Manitoulin Island is the Anglicized version of the name Manidoowaaling (ᒪᓂᑝᐙᓕᓐᒃ), which means “cave of the spirit” in Anishinaabemowin (the language of the Ojibwe). Three Indigenous cultures, called the Anishinaabe or “People of the Three Fires,” lived on and around the Island; this was a loose confederation formed by the distinct Ojibwe, Odawa and Potawatomi tribes. It was the centre of an area called Mnidoo Mnis, and Odawa term meaning “Island of the Great Spirit.”
Local Indigenous legends tell of the Great Spirit Kitche Manitou (sometimes written as Gitche Manitou), the creator of the Island, who used the best pieces of the world when making it. After creation, the Island drifted to the coast of the North Shore, where Kitche Manitou secured the island in place. He proclaimed it Manitou Minis or “Island of the Great Spirit.”
Some traditions told of an underwater cave around Manitowaning Bay where Kitche Manitou lived; others described it as an underwater passage the Great Spirit used for travel. A powerful spirit named Mishebeshu (which translates to “Great Lynx”; this was a figure of the underworld in Anishinaabe mythology) was also said to use an underground passage stretching from Lake Huron to Lake Superior. The legends of the den give us the name used for the area today!
For What Is Manitoulin Island Known?
Manitoulin Island has more names for itself around Canada and the world! One fact almost everyone knows is that Manitoulin is the world’s largest freshwater island, meaning it is the largest island within a lake anywhere in the world. Spanning the Island are many traditions, with the six Indigenous reserves and the farmers who colonized the area carving out unique culinary and artistic traditions. One of the reserves, the Wikwemikong, is the country’s only unceded reserve.

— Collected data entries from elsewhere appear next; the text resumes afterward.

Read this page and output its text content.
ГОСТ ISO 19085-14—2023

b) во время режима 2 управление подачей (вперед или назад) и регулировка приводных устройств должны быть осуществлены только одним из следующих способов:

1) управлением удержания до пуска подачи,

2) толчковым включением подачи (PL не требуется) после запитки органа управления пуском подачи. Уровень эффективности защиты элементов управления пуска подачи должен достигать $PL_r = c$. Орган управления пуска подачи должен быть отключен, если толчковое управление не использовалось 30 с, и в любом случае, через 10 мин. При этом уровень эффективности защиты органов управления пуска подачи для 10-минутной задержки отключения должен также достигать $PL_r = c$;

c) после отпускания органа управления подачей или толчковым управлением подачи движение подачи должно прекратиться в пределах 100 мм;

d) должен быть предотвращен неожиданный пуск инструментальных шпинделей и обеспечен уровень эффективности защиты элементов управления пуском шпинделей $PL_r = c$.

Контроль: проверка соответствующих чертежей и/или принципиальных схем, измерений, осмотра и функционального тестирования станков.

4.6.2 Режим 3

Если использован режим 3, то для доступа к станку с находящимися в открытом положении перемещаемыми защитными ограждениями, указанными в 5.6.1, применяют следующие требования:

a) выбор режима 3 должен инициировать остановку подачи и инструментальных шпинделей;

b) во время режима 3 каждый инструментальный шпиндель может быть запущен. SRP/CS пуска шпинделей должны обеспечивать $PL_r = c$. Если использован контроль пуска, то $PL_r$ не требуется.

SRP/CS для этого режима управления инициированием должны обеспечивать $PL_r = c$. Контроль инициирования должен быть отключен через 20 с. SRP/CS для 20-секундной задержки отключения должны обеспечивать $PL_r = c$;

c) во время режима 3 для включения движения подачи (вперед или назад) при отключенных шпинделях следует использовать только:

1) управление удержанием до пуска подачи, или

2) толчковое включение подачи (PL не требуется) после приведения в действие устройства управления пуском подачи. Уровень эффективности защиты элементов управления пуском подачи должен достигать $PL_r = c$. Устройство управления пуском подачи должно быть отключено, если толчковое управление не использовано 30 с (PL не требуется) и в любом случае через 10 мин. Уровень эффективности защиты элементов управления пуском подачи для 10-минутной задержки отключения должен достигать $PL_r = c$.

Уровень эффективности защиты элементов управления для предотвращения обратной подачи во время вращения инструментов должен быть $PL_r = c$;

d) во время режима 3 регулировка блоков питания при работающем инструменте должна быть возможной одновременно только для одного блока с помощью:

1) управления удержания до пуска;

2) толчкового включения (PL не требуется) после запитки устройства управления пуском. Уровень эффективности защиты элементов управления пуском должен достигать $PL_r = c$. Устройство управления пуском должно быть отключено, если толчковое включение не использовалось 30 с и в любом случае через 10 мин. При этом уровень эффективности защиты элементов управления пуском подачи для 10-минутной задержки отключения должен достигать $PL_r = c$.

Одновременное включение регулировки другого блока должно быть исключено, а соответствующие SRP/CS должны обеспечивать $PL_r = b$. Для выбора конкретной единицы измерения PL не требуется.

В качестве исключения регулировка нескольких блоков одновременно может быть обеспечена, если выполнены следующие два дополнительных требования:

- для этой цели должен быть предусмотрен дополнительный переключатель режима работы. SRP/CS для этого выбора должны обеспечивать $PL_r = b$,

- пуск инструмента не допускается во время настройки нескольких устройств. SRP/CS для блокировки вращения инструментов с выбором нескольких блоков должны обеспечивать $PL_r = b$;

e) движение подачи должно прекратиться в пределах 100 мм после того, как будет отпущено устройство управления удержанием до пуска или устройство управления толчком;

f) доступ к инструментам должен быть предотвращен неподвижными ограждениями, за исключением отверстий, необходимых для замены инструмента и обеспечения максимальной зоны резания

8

The town of Manitowaning is one of the oldest settlements in Canada, beginning as a Jesuit mission on what is Wiikwemkoong Unceded Territory. The Jesuits called the Island Isle de Ste-Marie, but the mission – and the name they gave the island – did not last long. Manitowaning also reflects the Indigenous creation beliefs: it means “Den of the Great Spirit” in Ojibwe!